2. Article 133 (1) 1 and (2) prohibit the subscription by the company or by one of its
subsidiaries of the company’s own shares. The reason for this lies in the fact that the company
does not gain any new investment; it reduces its assets without any compensation. Likewise,
acquisition of own shares endangers the company property. Economically it corresponds to a
return of contributions. This is not in line with the principal of capital raising and maintenance
and the interest of creditors. There is also the risk that management artificially keeps share
prices high by buying up shares of the company with company assets. Therefore, acquisition
by the company of its own shares should either be excluded or at least limited. Article 19 of
the Second Directive (as amended by Directive 2006/68/EC) allows for both solutions.
Article 133 (1) of the Company Law allows acquisition of the company’s own shares only in
the cases provided throughout the Law. There are actually only four cases of this kind in the
Law:
Article 139 (2) b), in case a minority shareholder requests his share to be purchased;
Article 186 (2) mentions the case that shareholders may transfer gratuitously fully
paid up shares to the company;
Article 212: the minority’s sell-out right in case a ‘parent’ holds 90% or more of the
shares of their (‘subsidiary’) company;
Articles 223, 227 (2), 229 (5): shareholders opposed to a merger, division or
transformation may require the ‘recipient’ company to buy up their shares.

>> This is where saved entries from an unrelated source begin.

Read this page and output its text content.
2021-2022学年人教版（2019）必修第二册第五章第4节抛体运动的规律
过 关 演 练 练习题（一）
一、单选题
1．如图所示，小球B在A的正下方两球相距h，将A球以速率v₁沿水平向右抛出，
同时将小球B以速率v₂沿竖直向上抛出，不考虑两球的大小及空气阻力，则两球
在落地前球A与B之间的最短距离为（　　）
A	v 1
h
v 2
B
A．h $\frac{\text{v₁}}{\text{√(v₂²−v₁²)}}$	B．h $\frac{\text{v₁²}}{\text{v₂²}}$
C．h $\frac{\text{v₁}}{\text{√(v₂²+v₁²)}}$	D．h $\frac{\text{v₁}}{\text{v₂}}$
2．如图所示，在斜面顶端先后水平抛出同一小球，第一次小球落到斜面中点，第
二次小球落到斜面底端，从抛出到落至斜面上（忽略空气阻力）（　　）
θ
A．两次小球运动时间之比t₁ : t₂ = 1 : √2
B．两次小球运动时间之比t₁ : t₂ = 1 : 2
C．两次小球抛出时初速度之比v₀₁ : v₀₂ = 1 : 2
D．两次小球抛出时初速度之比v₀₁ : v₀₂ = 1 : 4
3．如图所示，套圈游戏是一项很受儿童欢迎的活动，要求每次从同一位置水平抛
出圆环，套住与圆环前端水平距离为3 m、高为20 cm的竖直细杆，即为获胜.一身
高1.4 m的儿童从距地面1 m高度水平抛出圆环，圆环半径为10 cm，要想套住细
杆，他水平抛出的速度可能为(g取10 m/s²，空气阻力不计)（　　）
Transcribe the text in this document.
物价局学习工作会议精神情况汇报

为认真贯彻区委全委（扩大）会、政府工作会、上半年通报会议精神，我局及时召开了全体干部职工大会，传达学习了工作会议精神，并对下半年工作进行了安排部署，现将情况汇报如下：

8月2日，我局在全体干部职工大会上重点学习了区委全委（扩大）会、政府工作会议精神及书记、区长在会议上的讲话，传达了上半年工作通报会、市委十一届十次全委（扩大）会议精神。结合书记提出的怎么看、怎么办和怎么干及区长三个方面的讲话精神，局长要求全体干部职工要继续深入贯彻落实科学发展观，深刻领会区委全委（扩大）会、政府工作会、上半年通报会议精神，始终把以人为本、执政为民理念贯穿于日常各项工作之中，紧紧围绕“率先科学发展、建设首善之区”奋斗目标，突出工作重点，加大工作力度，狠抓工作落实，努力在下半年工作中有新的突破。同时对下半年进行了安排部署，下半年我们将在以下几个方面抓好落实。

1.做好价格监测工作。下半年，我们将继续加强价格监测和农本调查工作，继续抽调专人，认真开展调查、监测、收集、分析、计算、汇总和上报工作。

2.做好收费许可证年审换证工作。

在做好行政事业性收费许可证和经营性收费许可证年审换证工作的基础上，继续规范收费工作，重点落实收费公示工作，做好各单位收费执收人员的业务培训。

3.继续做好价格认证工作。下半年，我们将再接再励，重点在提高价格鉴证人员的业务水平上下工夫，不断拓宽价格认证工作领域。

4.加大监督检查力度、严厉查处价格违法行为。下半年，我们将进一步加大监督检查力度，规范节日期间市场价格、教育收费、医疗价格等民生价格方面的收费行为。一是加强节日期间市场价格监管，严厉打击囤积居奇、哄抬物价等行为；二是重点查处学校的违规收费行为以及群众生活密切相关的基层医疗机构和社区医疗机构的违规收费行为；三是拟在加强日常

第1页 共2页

For the rest, Article 186 treats the withdrawal of shares and is not in itself another case
of acquisition by the company of its own shares. Article 186 covers cases of withdrawal
(cancellation) of shares envisaged by the Statute or by Law, Article 133. Another case
provided by the Law is Article 124 (3): in case of failure to pay up the share in time, the
company may reduce its basic capital by the unpaid amount and withdraw the share in
accordance with Article 186.
Article 19 (1) letter c) of the Second Directive requires that a company may only
acquire those of its shares which have been fully paid up. However, if the acquisition involves
disputes involving minority rights, as is the case in Articles 139 (2), 212 and 223 of the
Company Law, or the failure to pay up a share, as is the case in Article 124 (3), this is not
necessary, because of the exceptions in Article 20 (1), letter d) of the Second Directive. This
is the reason why the requirement to acquire only fully paid up own shares does not appear in
Article 133. It is, however, mentioned in the case of gratuitous transfer in Article 186 (5).